Science

On sait pourquoi les petits manchots résistent au froid

Comment les manchots font-ils pour résister au froid de l’Antarctique ? Comment les jeunes manchots, qui naissent dans des conditions très dures, peuvent-ils pourtant se développer ? C’est à ces questions que Mireille Raccurt, ingénieur de recherche à l’Unité Mixte de recherche 5123 CNRS/ Université Claude Bernard Lyon 1 a apporté des réponses dans le cadre de travaux poursuivis au Laboratoire de physiologie intégrative cellulaire et moléculaire installé sur le campus de la Doua, à Villeurbanne.
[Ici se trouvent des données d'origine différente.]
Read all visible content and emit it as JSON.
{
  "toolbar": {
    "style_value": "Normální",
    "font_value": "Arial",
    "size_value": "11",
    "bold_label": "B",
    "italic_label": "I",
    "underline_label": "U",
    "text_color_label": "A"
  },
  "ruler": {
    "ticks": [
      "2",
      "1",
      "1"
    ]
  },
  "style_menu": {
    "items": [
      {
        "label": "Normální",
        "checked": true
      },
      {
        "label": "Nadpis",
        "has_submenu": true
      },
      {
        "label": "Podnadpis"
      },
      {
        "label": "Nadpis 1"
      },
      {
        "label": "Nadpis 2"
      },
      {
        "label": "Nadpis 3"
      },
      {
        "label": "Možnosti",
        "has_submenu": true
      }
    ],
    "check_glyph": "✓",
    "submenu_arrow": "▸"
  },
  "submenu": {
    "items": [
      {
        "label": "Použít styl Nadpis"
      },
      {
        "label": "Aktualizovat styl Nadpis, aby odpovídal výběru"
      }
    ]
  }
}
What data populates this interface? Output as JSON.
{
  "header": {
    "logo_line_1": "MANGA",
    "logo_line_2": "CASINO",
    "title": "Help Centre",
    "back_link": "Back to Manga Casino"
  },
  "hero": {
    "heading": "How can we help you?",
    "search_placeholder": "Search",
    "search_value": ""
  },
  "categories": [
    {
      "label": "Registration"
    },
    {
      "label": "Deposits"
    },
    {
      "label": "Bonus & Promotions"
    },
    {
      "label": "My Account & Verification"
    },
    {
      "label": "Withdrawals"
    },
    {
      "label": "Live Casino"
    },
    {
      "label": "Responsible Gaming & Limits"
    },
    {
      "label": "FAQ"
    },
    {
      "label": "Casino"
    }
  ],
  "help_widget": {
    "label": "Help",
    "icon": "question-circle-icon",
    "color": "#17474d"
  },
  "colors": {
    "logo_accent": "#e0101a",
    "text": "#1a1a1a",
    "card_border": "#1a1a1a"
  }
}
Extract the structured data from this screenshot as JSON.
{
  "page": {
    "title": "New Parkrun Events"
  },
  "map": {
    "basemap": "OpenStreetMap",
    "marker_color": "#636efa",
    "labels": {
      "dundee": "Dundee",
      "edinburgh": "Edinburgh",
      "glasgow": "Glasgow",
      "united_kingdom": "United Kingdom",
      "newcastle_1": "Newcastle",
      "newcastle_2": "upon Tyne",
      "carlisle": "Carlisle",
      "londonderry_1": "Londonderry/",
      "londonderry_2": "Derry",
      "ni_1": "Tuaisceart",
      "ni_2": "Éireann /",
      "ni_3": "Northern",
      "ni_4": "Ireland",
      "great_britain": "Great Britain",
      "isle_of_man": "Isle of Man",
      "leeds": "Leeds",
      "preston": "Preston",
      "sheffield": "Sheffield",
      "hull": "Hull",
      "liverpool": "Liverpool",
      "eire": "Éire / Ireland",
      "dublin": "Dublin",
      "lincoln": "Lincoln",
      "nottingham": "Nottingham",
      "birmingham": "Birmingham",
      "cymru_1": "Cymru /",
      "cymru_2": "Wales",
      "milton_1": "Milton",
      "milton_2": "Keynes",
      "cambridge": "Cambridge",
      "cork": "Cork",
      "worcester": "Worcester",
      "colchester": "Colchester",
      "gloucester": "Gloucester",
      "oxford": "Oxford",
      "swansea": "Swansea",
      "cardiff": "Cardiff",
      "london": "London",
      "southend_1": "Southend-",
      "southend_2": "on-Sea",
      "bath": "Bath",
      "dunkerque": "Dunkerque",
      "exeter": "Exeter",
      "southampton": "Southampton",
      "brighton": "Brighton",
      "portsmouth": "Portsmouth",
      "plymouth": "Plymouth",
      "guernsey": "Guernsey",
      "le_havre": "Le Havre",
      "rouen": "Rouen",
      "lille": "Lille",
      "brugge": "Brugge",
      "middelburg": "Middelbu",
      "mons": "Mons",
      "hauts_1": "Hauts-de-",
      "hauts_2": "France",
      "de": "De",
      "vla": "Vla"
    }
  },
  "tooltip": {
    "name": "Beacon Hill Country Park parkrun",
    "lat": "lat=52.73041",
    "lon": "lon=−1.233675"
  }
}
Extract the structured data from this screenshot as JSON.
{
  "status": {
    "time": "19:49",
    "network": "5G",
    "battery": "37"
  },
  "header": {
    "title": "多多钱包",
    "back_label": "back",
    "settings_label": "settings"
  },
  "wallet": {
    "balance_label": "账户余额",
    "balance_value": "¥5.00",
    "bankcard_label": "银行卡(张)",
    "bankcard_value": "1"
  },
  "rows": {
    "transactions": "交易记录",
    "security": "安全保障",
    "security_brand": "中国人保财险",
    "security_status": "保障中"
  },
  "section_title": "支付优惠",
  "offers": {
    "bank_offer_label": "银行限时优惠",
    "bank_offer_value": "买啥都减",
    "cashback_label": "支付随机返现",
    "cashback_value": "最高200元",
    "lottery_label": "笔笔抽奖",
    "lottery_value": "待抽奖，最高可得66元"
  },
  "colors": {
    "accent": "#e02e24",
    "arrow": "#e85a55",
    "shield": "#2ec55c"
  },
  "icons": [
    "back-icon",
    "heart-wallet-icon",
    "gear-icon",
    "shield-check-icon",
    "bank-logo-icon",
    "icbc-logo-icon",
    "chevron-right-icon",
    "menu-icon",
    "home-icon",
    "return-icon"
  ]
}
Des travaux qui ont été menés aussi sur le terrain, en Antarctique où l’ingénieure de recherche, récompensée par un Cristal du CNRS, a passé plusieurs semaines au début de l’année 2009.


Pour comprendre la résistance des poussins manchots aux conditions du froid antarctique, il faut s’intéresser aux mécanismes de la thermorégulation, qui permettent aux organismes à sang chaud de maintenir, malgré de fortes variations de la température extérieure, la température interne aux environs de 35 à 37 degrés. Le mécanisme de thermorégulation permet de mobiliser des ressources énergétiques constituées par l’organisme. Ce dernier doit partager les ressources puisées dans l’environnement, entre la construction du corps et la protection contre le froid. Cette contrainte est d’autant plus dure pour les jeunes manchots que ces derniers doivent croitre dans un environnement parfois très pauvre en nourriture.


Pas de tissu adipeux brun


Chez plusieurs espèces, comme les rongeurs, les ressources mobilisables se trouvent dans le tissu adipeux brun, qui sert de stock de graisse. Mais le manchot de possède pas de tissu adipeux brun. Comme l’Homme d’ailleurs. Comment alors, peut se réaliser la gestion du stock de graisse, en fonction des contraintes externes, la température, et des besoins internes du corps qui a besoin de se construire.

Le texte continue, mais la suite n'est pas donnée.